Era un hombre inagotable que a las ocho de la mañana -le decíamos que madrugaba para poner personalmente las calles- ya andaba con su cámara entre los brazos, para que nada se le escapara de lo que se moviera en la ciudad. Fue durante más de cincuenta años un testigo puntual de Oviedo y de los ovetenses, de la transformación de su fisonomía y de sus costumbres, de esa rutina pegadiza de la que era un adicto irrenunciable. Y fue testigo también de cuanto ocurrió en Asturias, en la minería, en la industria, en el mar, y en los pueblos cercanos o remotos, y esa infatigable entrega a la tarea deja cientos de miles de fotos con las que se podría componer una completísima y detallada historia gráfica, sobre todo humana, de Asturias. Dos breves muestras de ese inagotable caudal son dos libros: «La huella del tiempo», sobre Oviedo, y «Memoria de nuestro tiempo», dedicado a Asturias, en los que yo le acompañé con los textos. Y fue un placer repasar las imágenes de un tiempo que él logró detener en miles de instantes inolvidables y que constituirán un recuerdo impagable para los ovetenses y asturianos de los tiempos venideros.

Quienes empezamos con Vélez en LA NUEVA ESPAÑA, Graciano García, Evaristo Arce y Diego Carcedo coincidimos siempre en destacar su inteligencia natural, su talento y sagacidad como periodista, su manejo crítico de la cámara y la acidez de su lengua, bien conocida en la ciudad.
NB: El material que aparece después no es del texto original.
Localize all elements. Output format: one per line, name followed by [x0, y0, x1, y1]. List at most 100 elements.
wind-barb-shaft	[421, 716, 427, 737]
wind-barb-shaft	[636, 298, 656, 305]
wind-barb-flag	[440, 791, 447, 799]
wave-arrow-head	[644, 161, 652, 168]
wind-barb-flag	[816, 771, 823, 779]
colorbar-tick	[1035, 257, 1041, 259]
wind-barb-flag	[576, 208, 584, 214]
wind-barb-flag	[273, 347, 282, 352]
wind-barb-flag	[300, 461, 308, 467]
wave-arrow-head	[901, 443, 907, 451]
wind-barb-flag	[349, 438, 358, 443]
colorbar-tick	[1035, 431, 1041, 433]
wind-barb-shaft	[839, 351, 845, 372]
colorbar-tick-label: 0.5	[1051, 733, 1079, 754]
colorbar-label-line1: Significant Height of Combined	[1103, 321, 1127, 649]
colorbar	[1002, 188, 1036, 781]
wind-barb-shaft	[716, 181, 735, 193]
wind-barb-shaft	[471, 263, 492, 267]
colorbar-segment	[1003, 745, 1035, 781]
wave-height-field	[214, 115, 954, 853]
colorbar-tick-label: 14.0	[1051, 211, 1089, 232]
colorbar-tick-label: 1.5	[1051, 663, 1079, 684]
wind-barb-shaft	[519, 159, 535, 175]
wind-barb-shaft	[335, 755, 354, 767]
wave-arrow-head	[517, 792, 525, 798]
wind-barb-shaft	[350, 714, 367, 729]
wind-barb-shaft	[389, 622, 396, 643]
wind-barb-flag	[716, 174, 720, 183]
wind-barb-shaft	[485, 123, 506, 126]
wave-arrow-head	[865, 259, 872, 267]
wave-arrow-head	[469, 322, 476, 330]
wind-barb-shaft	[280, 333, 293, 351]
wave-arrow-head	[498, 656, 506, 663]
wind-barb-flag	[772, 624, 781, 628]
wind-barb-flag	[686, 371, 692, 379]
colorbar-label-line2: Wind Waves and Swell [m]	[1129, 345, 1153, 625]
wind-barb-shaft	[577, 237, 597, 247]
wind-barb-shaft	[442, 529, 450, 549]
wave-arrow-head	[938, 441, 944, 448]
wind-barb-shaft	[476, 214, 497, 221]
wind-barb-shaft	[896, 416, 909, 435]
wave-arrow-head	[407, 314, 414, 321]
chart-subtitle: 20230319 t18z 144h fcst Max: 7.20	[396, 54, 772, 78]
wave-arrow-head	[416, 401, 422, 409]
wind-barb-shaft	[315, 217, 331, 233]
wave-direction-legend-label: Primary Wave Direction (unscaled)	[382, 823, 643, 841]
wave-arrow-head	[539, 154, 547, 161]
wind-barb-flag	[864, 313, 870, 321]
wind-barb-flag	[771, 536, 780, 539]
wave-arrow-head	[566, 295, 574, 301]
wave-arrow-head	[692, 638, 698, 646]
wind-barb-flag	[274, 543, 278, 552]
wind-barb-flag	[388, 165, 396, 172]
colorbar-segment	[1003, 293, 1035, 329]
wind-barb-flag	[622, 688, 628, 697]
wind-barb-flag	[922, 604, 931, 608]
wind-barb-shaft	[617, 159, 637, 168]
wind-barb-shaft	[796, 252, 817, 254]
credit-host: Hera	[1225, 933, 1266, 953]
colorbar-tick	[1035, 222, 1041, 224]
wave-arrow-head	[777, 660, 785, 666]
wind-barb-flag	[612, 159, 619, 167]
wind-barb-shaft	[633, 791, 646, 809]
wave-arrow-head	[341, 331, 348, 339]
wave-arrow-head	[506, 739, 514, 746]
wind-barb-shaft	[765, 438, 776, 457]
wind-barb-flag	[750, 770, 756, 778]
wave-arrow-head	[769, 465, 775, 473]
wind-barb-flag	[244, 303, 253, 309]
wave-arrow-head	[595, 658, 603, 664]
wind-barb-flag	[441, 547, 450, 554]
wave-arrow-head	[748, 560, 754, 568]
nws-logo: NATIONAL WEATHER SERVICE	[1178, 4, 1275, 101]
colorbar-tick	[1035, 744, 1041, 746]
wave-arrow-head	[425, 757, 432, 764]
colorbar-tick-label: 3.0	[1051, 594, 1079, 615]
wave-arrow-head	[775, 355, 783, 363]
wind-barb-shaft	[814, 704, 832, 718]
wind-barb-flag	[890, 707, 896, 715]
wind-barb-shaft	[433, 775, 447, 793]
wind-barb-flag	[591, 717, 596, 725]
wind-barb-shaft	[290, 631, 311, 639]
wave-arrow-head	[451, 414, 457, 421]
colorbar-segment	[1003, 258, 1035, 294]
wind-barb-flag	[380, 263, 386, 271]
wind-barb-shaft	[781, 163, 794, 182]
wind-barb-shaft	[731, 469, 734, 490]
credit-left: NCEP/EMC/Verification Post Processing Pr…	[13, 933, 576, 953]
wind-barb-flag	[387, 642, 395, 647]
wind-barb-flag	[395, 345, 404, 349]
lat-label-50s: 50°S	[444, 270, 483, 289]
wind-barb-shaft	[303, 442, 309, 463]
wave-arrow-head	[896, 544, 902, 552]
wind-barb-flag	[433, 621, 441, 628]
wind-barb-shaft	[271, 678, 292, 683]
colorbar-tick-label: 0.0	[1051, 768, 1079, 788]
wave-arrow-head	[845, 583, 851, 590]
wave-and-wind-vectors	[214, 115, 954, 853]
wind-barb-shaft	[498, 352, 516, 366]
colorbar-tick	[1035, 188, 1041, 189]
Pero quienes estábamos cerca de él sabíamos que todo eso era, además de una actitud ante la vida, una pose que cultivaba para reafirmar su acusada y unánimemente reconocida personalidad. Aunque, y no es en absoluto una contradicción, era tremendamente sensible, hasta manifestarse en muchísimas ocasiones como un sentimental de delicadeza conmovedora. Y fue un trabajador que nunca se dio tregua ni aun en vacaciones, porque allá adonde fuera siempre encontraba alguna tarea para llevarse a la cámara. Tal era su afán, que después de su jubilación, primero en LA NUEVA ESPAÑA y, finalmente, en «Hoja del Lunes», inventó «La Hora de Asturias» para dar rienda suelta a tantas inquietudes como aún le quedaban, porque no hubiera sabido qué hacer con su vida sin una ocupación que justificara sus caminatas cuando la ciudad despertaba, su barrido gráfico por las calles o sus encuentros con tanta gente en amigable tertulia o en un intento de conseguir alguna noticia.

Era un periodista popular y conocido porque, además de recorrer calles y caleyas, durante ese más de medio siglo siguió los pasos del Real Oviedo y muchos aficionados lo veían cada domingo en el viejo estadio, de un lado a otro, en busca de la mejor foto, que tanto podía ocurrir en el campo como en las gradas. Y tal era su popularidad que durante uno de nuestros viajes por Hispanoamérica, desde el otro lado de la acera en una calle de Buenos Aires, alguien le gritó: «¡Hombre, Vélez! ¿Qué haces por aquí?»

Siento el dolor en mis manos mientras escriben torpemente estas líneas, noto la angustia por un querido compañero tan repentinamente perdido y me uno a la aflicción infinita de Aurora, su mujer, y de sus hijas María José, Eva y Elena. Creo que, hoy, quienes iniciamos sus pasos con él en la redacción de LA NUEVA ESPAÑA -él procedía del desaparecido «Región»- tendremos, con toda seguridad, la sensación de que se nos ha ido una parte muy sensible de nuestra historia común. Y pienso que por su especial forma de ser, por su permanente inquietud ciudadana y profesional, por su pícara sonrisa cómplice, por su humor burlón, por su implacable sinceridad ácida, por su generosidad, por su talento natural y por su leal amistad -que todo eso era, y mucho más-, lo recordaré siempre como un amigo entrañable y como un compañero inolvidable.